Deut. 31:6 - "So be strong and courageous! Do not be afraid and do not panic before them. For the LORD your God will personally go ahead of you. He will neither fail you nor abandon you."

It is a good day to be sitting in the computer library. It is quiet, and I am able to relax after teaching my first class of the day. In fact, I am able to rest, really rest, while I patiently wait for the next two classes (at 12:30 and 1:55). My day ends early, and while I am usually very tired by the end of the day, I am thankful that I have a nice break in between classes. I am able to prepare for my afternoon, work on my own school work for Regent, or just blog, like I am doing now. I miss my downtime each day, and I would prefer to teach afternoons only. But this is the schedule I was offered, and this is the schedule I have until December 11, 2015. I can do this, I can make it through to the end, and I can keep my attitude up (positive). The Lord goes before me, and He has promised that He would never leave me nor forsake me. I can trust Him, rest in His authority and sufficiency, and I can rely on His provision. He is good, so very good to me.
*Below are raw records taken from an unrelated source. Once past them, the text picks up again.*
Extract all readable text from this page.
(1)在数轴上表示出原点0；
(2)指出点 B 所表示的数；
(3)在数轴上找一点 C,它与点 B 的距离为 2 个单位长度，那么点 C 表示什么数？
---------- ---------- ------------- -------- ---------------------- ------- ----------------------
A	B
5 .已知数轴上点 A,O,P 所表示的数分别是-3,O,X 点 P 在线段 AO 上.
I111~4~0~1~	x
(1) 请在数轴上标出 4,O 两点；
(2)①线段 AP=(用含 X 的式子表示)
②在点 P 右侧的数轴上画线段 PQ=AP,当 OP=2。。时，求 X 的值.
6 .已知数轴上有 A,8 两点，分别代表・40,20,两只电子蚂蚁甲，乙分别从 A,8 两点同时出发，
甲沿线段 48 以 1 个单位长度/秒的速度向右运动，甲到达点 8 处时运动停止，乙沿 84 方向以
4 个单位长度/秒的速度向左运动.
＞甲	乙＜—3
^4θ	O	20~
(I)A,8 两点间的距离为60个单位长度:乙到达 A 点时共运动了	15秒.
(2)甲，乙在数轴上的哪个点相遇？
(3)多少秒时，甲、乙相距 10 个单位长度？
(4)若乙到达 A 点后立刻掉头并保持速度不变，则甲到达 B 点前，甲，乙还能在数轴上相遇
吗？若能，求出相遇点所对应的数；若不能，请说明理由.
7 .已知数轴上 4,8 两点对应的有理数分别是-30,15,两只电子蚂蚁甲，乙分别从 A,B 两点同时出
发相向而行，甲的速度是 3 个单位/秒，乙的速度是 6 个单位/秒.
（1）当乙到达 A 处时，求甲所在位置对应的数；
It is a good day, such a good day. Today, I am thankful that the Lord has considered my needs, and that He knows exactly what I can and cannot handle. I am praying for my colleagues today, those who are taking exams (tomorrow and Friday), and who are struggling right now, panicking over the details, and filled with anxiety regarding their performance. I know that while I wish I were with them right now, sitting along side of them as we end our time at Regent University, I am well aware that the Lord determined my time, my timing, and that He chose for me to delay my exams until spring when I will be finished and have more time to be rested, to be refreshed, and to be ready to take and pass them. It is such a major hurdle, something that comes at the end of a very long road. My colleagues, several of them, have fought "tooth and nail" to get to this point, and for a number of them, they have no real assurance that they will pass their exams. They are trusting in their own strength, and while they are praying for the Lord to cover them, the truth remains that they are going into this last phase of PhD study without any confidence that they will pass. 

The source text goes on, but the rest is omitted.